Honesty with Yourself
To the extent that authenticity and honesty are intertwined, their connection begins with self. In other words, true authenticity requires being honest with yourself about who and what you are. It requires being honest about your own thoughts and emotions. If you make a practice of lying to yourself about who you are, what you think and how you feel, you are not being authentic. Any attempts to project the truth to other people will fall flat.
Plurawl is a New York boutique clothing brand offering LatinX t-shirts, sweatshirts, and hats. Their philosophy of authenticity sums up this whole idea of honesty quite well. In short, Plurawl promotes a form of authenticity that encourages members of the LatinX community to be proud of themselves, their heritage, and their culture. And along with that pride, customers are encouraged to live who they are in public.
Notice that the attention is on the authentic person themself. It’s not on going out and getting in someone else’s face in order to declare truth. Therein lies the difference.
Accepting Others’ Authenticity
Unfortunately, the drive to be authentic has led some people to go way too far. There are those in the culture who believe it is their responsibility to either convert everyone who doesn’t think the same way they do or make sure those people are cut off from society. Call it the ‘cancel culture’ if you will.

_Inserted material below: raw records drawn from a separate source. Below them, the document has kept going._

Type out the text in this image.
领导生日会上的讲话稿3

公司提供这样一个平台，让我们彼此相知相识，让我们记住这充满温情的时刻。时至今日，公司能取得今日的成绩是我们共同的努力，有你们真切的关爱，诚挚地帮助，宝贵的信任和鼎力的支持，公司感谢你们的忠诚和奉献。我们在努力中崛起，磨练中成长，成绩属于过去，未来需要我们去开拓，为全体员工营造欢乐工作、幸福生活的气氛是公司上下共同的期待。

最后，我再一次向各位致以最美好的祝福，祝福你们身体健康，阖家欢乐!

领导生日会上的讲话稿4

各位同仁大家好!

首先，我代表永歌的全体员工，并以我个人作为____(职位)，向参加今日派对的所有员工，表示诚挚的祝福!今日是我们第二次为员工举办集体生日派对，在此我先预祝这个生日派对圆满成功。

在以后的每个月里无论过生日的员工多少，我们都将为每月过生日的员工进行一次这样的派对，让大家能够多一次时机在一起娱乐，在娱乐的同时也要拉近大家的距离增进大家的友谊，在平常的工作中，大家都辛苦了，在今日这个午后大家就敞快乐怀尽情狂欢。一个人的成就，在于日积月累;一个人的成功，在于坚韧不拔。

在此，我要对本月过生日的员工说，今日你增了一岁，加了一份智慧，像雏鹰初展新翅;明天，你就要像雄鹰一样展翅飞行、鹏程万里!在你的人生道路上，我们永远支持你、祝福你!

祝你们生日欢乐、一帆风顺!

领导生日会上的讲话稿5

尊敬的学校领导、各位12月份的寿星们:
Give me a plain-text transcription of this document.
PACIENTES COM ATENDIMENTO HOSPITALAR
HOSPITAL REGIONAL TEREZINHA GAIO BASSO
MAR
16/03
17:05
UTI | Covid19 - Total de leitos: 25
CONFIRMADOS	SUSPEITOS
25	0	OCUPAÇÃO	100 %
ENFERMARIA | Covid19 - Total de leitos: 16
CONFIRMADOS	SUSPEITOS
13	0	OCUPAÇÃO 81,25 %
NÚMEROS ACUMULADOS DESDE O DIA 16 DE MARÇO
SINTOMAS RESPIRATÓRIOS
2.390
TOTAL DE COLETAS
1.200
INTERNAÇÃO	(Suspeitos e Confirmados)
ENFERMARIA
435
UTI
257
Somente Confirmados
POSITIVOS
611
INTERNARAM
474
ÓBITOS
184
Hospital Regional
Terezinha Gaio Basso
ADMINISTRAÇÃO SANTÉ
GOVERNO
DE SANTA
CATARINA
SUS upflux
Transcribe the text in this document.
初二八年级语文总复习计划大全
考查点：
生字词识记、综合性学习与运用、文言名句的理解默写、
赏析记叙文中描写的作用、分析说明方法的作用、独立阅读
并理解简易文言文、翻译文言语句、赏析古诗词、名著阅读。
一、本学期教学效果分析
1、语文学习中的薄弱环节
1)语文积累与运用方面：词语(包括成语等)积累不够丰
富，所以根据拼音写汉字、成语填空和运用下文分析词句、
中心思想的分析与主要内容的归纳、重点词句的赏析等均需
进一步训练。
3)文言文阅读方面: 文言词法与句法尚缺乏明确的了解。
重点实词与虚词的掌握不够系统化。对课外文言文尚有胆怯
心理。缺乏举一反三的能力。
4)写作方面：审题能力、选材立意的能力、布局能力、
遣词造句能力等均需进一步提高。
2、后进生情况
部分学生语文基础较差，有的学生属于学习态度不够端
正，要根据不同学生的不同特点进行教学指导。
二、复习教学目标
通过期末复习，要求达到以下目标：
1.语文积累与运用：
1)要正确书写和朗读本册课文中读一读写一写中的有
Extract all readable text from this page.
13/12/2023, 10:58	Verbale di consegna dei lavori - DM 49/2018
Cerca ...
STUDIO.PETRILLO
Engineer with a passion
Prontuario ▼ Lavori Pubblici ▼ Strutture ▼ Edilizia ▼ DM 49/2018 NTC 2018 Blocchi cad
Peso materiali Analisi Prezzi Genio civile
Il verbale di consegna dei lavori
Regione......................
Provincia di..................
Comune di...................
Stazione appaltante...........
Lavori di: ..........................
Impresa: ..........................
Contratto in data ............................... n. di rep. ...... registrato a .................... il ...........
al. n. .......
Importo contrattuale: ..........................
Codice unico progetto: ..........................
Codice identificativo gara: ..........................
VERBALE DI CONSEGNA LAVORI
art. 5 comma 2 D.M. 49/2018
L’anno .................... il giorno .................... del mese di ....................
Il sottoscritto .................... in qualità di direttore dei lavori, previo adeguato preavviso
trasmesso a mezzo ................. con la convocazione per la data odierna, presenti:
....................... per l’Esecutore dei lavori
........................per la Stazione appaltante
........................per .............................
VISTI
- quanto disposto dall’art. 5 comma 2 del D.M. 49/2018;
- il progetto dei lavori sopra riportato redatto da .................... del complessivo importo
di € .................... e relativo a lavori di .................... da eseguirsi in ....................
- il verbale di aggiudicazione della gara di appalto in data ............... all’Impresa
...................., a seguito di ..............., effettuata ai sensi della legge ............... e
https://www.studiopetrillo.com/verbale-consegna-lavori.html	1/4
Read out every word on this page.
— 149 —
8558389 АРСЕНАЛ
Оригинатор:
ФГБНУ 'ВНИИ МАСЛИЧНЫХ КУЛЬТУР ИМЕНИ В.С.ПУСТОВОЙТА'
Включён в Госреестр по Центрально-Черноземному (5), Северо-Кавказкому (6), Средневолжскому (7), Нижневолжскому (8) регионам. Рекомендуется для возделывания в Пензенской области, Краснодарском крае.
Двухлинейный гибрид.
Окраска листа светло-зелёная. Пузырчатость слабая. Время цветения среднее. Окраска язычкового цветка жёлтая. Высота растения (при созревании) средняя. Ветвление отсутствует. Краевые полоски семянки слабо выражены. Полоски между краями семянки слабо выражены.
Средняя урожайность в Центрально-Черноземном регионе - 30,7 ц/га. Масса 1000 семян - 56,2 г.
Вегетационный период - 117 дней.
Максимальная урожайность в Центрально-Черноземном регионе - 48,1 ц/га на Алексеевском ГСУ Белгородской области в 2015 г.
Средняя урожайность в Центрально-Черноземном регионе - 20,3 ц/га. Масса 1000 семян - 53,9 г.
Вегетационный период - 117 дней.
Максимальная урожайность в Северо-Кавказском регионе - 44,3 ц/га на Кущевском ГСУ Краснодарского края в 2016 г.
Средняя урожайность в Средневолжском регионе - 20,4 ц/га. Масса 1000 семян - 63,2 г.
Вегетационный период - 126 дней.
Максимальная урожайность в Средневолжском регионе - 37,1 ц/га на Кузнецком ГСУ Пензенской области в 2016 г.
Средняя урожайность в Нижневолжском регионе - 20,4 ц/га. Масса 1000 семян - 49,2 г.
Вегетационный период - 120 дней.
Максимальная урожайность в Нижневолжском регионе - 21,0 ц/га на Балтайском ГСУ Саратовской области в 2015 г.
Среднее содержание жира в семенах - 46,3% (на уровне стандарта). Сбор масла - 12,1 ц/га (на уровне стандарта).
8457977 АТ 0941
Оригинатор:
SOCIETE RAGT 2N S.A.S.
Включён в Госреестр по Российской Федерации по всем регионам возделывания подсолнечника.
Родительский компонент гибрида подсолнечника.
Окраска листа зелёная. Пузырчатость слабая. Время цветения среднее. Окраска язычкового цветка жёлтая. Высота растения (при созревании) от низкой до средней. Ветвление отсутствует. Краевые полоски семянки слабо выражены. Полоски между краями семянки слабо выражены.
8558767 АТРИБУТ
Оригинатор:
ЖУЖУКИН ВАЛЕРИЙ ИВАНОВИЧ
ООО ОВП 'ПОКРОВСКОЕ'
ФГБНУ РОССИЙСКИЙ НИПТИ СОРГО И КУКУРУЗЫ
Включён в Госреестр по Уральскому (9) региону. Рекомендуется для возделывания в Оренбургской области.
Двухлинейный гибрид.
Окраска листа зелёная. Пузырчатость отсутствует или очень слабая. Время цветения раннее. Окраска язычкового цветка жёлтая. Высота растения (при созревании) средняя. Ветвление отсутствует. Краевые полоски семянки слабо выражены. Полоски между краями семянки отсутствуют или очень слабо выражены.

But canceling other people is not authenticity.
If you and I insist that we be allowed to be our authentic selves, we have to give others the same opportunity. Just because someone thinks differently doesn’t mean they are not being authentic. Anyone being true to themself and aligning their actions with their true thoughts and feelings is being authentic, even if that authenticity manifests itself in ideas we disagree with.
To be truly authentic is to not use honesty as an excuse to be rude, obnoxious, or threatening. The honesty attached to genuine authenticity is not a license to cancel people we disagree with. If you and I want to be accepted for who we are, we have to accept others for who they are.
Is honesty part of genuine authenticity? Absolutely. But it’s honesty with oneself first. It is honesty with other people only when our thoughts and opinions are solicited. The honesty that comes with true authenticity is not that brutal honesty that some people practice without regard to circumstances and surroundings.